12. Muscular Exercise and Excitement:
As mentioned above, coronary inflow is adjusted according to the work done by heart. During heavy exercise the inflow rises about ten times. This is due to the fact that almost all the factors which increase coronary inflow come into action during muscular exercise, viz., O2 lack, CO2 excess, increased H-ion concentration, metabolites, increased temperature, adrenaline secretion, raised blood pressure, etc. During excitement, as the heart rate is increased, the coronary blood flow is also increased greatly, although the diastolic phase is decreased.
13. Anaemia:
In anaemia, the coronary flow is increased sharply in order to maintain the normal O2 need of the cardiac muscle, because the O2 carrying capacity of the blood is decreased under such state. The increase in the coronary flow is related partly to the decreased viscosity of blood and mostly to the active vasodilatation (Reactive hyperaemia) resulting.
(a) Anaemic hypoxia, and
(b) Metabolic hypoxia due to compensatory increased heart rate.
14. Intraventricular Pressure:
The increase of intraventricular pressure also alters the coronary flow. The increase of the right ventricular pressure (due to mitral stenosis, emphysema, atelectasis, etc.) affects coronary flow greatly as this pressure is reflected in the coronary venous bed of the right ventricle.

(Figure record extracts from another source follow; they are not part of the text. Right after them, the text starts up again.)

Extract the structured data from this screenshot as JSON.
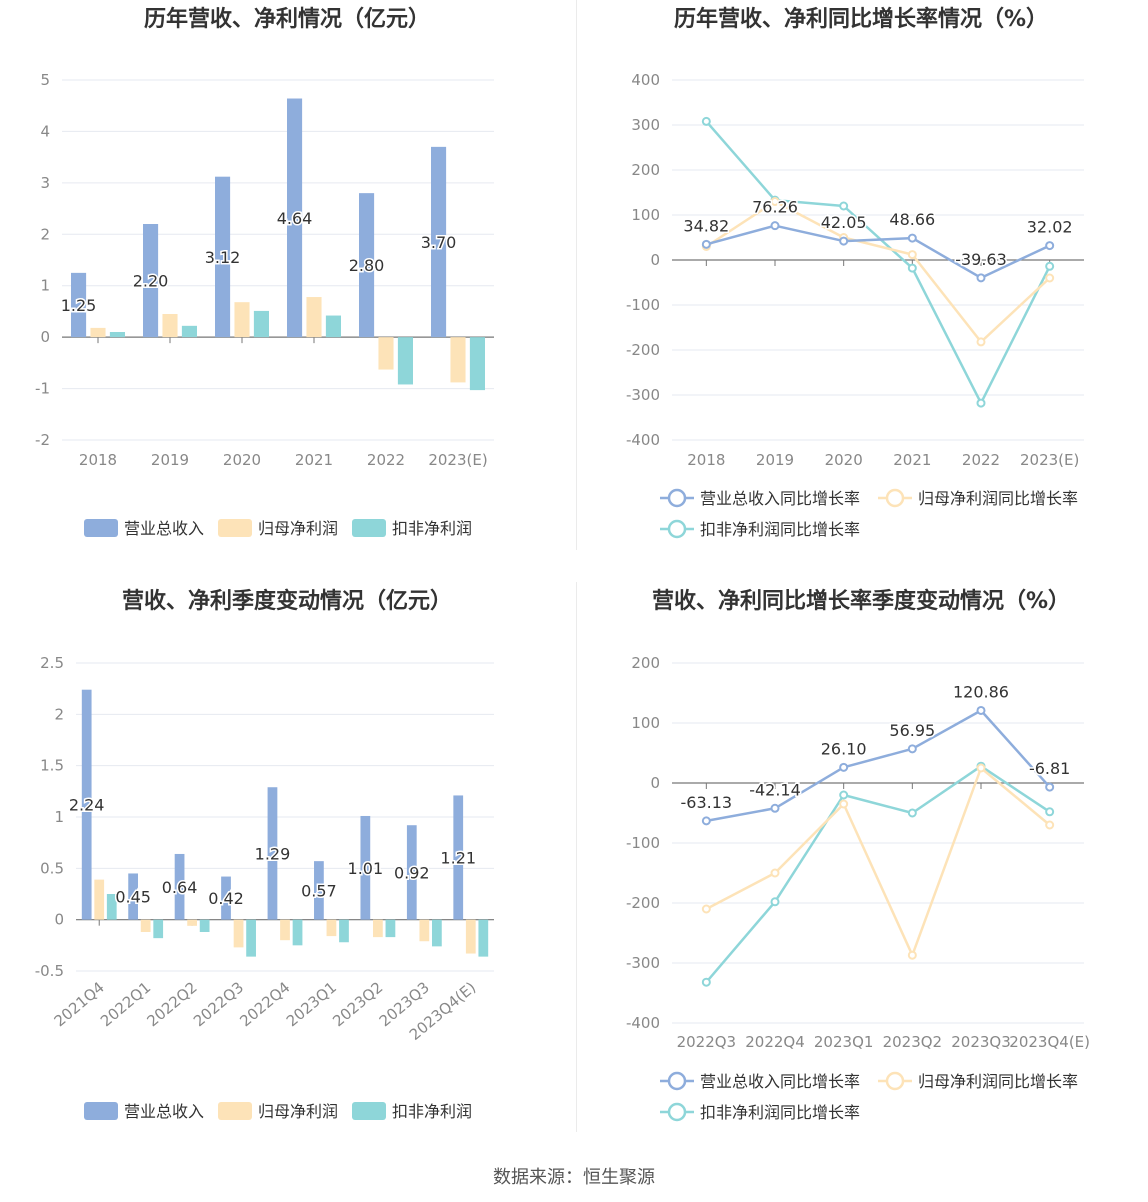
{
  "footer": "数据来源：恒生聚源",
  "chart_data": [
    {
      "type": "bar",
      "title": "历年营收、净利情况（亿元）",
      "categories": [
        "2018",
        "2019",
        "2020",
        "2021",
        "2022",
        "2023(E)"
      ],
      "ylim": [
        -2,
        5
      ],
      "yticks": [
        -2,
        -1,
        0,
        1,
        2,
        3,
        4,
        5
      ],
      "series": [
        {
          "name": "营业总收入",
          "values": [
            1.25,
            2.2,
            3.12,
            4.64,
            2.8,
            3.7
          ],
          "color": "#8eaddc",
          "labels": [
            "1.25",
            "2.20",
            "3.12",
            "4.64",
            "2.80",
            "3.70"
          ]
        },
        {
          "name": "归母净利润",
          "values": [
            0.18,
            0.45,
            0.68,
            0.78,
            -0.63,
            -0.88
          ],
          "color": "#fde3b8"
        },
        {
          "name": "扣非净利润",
          "values": [
            0.1,
            0.22,
            0.51,
            0.42,
            -0.92,
            -1.03
          ],
          "color": "#8ed6d9"
        }
      ]
    },
    {
      "type": "line",
      "title": "历年营收、净利同比增长率情况（%）",
      "categories": [
        "2018",
        "2019",
        "2020",
        "2021",
        "2022",
        "2023(E)"
      ],
      "ylim": [
        -400,
        400
      ],
      "yticks": [
        -400,
        -300,
        -200,
        -100,
        0,
        100,
        200,
        300,
        400
      ],
      "series": [
        {
          "name": "营业总收入同比增长率",
          "values": [
            34.82,
            76.26,
            42.05,
            48.66,
            -39.63,
            32.02
          ],
          "color": "#8eaddc",
          "labels": [
            "34.82",
            "76.26",
            "42.05",
            "48.66",
            "-39.63",
            "32.02"
          ]
        },
        {
          "name": "归母净利润同比增长率",
          "values": [
            30,
            130,
            50,
            12,
            -182,
            -40
          ],
          "color": "#fde3b8"
        },
        {
          "name": "扣非净利润同比增长率",
          "values": [
            308,
            133,
            120,
            -18,
            -318,
            -14
          ],
          "color": "#8ed6d9"
        }
      ]
    },
    {
      "type": "bar",
      "title": "营收、净利季度变动情况（亿元）",
      "categories": [
        "2021Q4",
        "2022Q1",
        "2022Q2",
        "2022Q3",
        "2022Q4",
        "2023Q1",
        "2023Q2",
        "2023Q3",
        "2023Q4(E)"
      ],
      "ylim": [
        -0.5,
        2.5
      ],
      "yticks": [
        -0.5,
        0,
        0.5,
        1,
        1.5,
        2,
        2.5
      ],
      "rotateX": true,
      "series": [
        {
          "name": "营业总收入",
          "values": [
            2.24,
            0.45,
            0.64,
            0.42,
            1.29,
            0.57,
            1.01,
            0.92,
            1.21
          ],
          "color": "#8eaddc",
          "labels": [
            "2.24",
            "0.45",
            "0.64",
            "0.42",
            "1.29",
            "0.57",
            "1.01",
            "0.92",
            "1.21"
          ]
        },
        {
          "name": "归母净利润",
          "values": [
            0.39,
            -0.12,
            -0.06,
            -0.27,
            -0.2,
            -0.16,
            -0.17,
            -0.21,
            -0.33
          ],
          "color": "#fde3b8"
        },
        {
          "name": "扣非净利润",
          "values": [
            0.25,
            -0.18,
            -0.12,
            -0.36,
            -0.25,
            -0.22,
            -0.17,
            -0.26,
            -0.36
          ],
          "color": "#8ed6d9"
        }
      ]
    },
    {
      "type": "line",
      "title": "营收、净利同比增长率季度变动情况（%）",
      "categories": [
        "2022Q3",
        "2022Q4",
        "2023Q1",
        "2023Q2",
        "2023Q3",
        "2023Q4(E)"
      ],
      "ylim": [
        -400,
        200
      ],
      "yticks": [
        -400,
        -300,
        -200,
        -100,
        0,
        100,
        200
      ],
      "series": [
        {
          "name": "营业总收入同比增长率",
          "values": [
            -63.13,
            -42.14,
            26.1,
            56.95,
            120.86,
            -6.81
          ],
          "color": "#8eaddc",
          "labels": [
            "-63.13",
            "-42.14",
            "26.10",
            "56.95",
            "120.86",
            "-6.81"
          ]
        },
        {
          "name": "归母净利润同比增长率",
          "values": [
            -210,
            -150,
            -35,
            -287,
            25,
            -70
          ],
          "color": "#fde3b8"
        },
        {
          "name": "扣非净利润同比增长率",
          "values": [
            -332,
            -198,
            -20,
            -50,
            28,
            -48
          ],
          "color": "#8ed6d9"
        }
      ]
    }
  ]
}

In case of the left ventricle, the coronary flow through this side is initially increased with the rise of intraventricular pressure (due to coarctation of the aorta or increase of peripheral resistance by any means). Under such state the left ventricular work load is increased greatly and ultimately the heart muscle is hypertrophied and coronary flow is gradually decreased. Ultimate fate of the heart is the degeneration of cardiac muscle fibres leading to congestive heart failure.
15. Transfusion:
During transfusion, ventricular load is increased due to rapid venous return; and the systolic and diastolic heart size, ventricular stroke volume and work and also arterial blood pressure are all increased. Under such state the heart rate decreased causing greater increase of stroke volume, diastolic pause and thus the coronary flow per beat and per minute is increased.

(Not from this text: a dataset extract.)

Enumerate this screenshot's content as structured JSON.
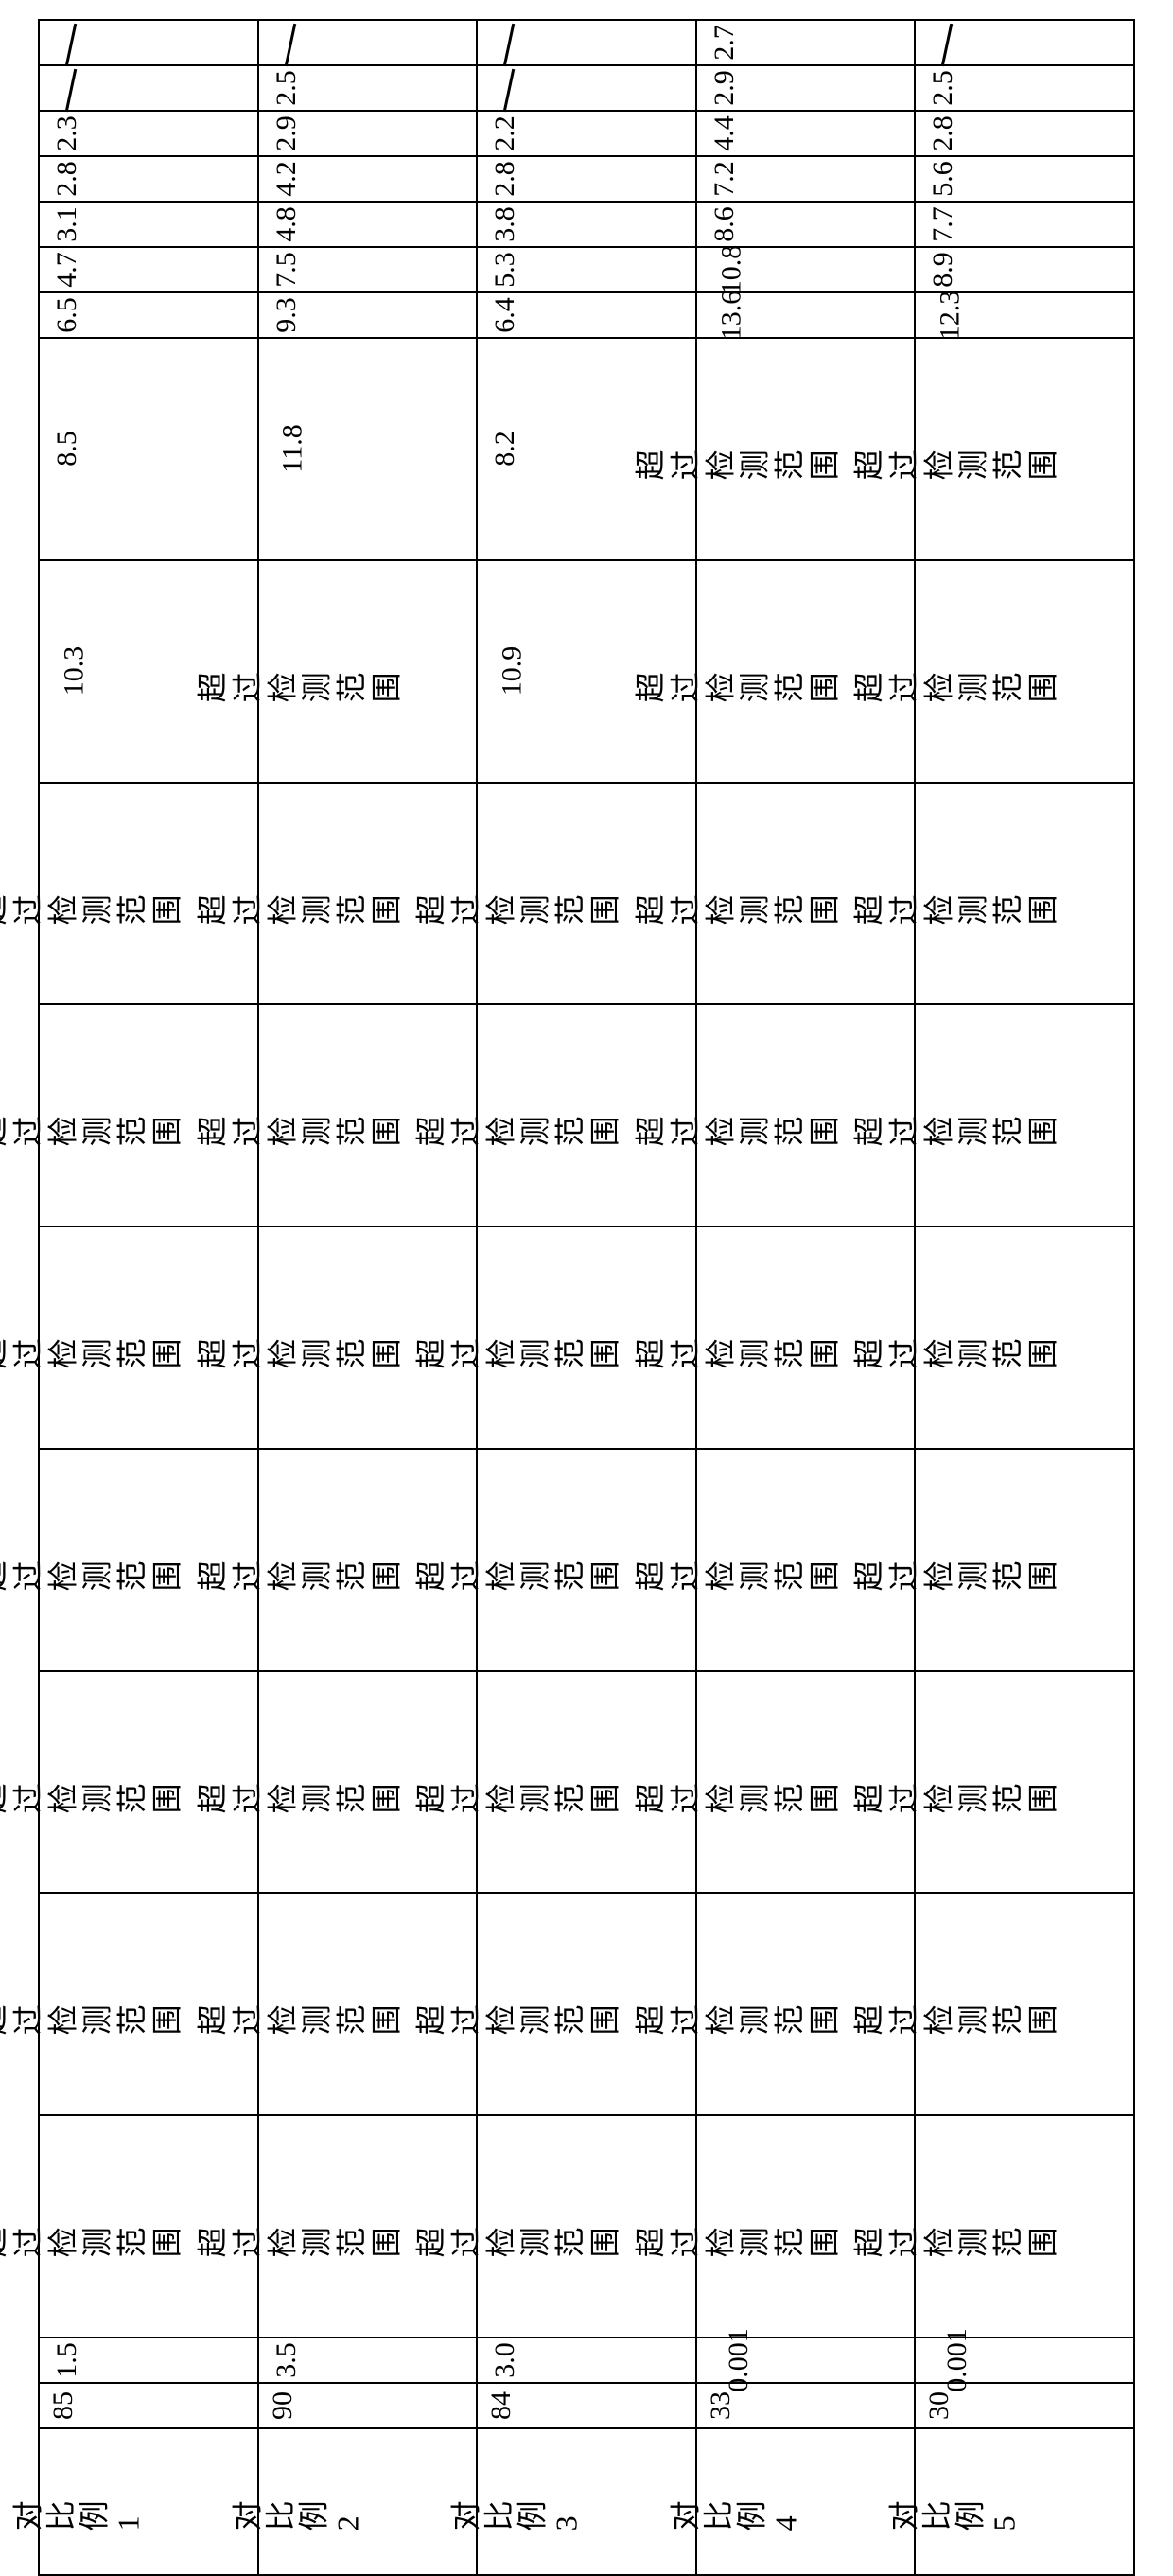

16. Extravascular Pressure:
This is an important determinant of the coronary flow as the coronary vascular resistance is increased due to rhythmical compression of the myocardial vessels during contraction.

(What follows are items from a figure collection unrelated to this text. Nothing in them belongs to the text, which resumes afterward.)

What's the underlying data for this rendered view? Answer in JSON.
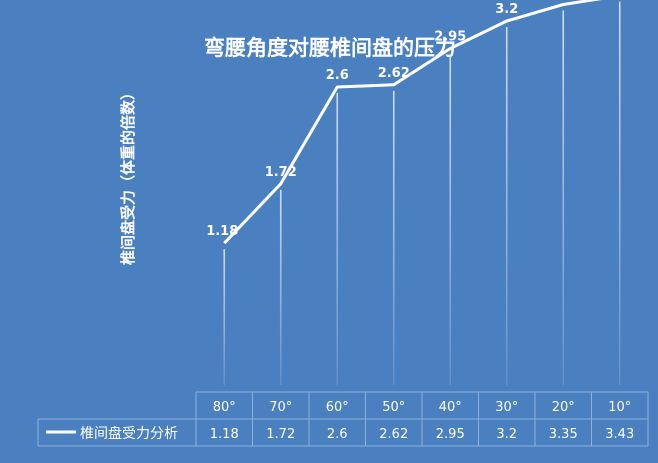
{
  "chart_data": {
    "type": "line",
    "title": "弯腰角度对腰椎间盘的压力",
    "ylabel": "椎间盘受力（体重的倍数）",
    "xlabel": "",
    "categories": [
      "80°",
      "70°",
      "60°",
      "50°",
      "40°",
      "30°",
      "20°",
      "10°"
    ],
    "series": [
      {
        "name": "椎间盘受力分析",
        "values": [
          1.18,
          1.72,
          2.6,
          2.62,
          2.95,
          3.2,
          3.35,
          3.43
        ]
      }
    ],
    "data_labels": [
      "1.18",
      "1.72",
      "2.6",
      "2.62",
      "2.95",
      "3.2",
      "3.35",
      "3.43"
    ],
    "ylim": [
      0,
      3.6
    ],
    "grid": false,
    "legend": "bottom-left (data table)",
    "data_table": true
  },
  "colors": {
    "background": "#4a7fc0",
    "line": "#ffffff",
    "drop_line": "#dfe8f6",
    "table_border": "#8fb0dc",
    "text": "#ffffff",
    "table_text": "#ffffff"
  }
}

17. Viscerocardiac Reflex:
The coronary flow is markedly altered during visceral distention and it is often encountered in a patient with ischaemic heart disease. Anginal pain, following a meal in such cardiac patient, is the consequence of decreased coronary flow. The reflex pathways for the manifestation of this pain following visceral distention are possibly lying in the vagi and the sympathetic. Thorough works in this line are required.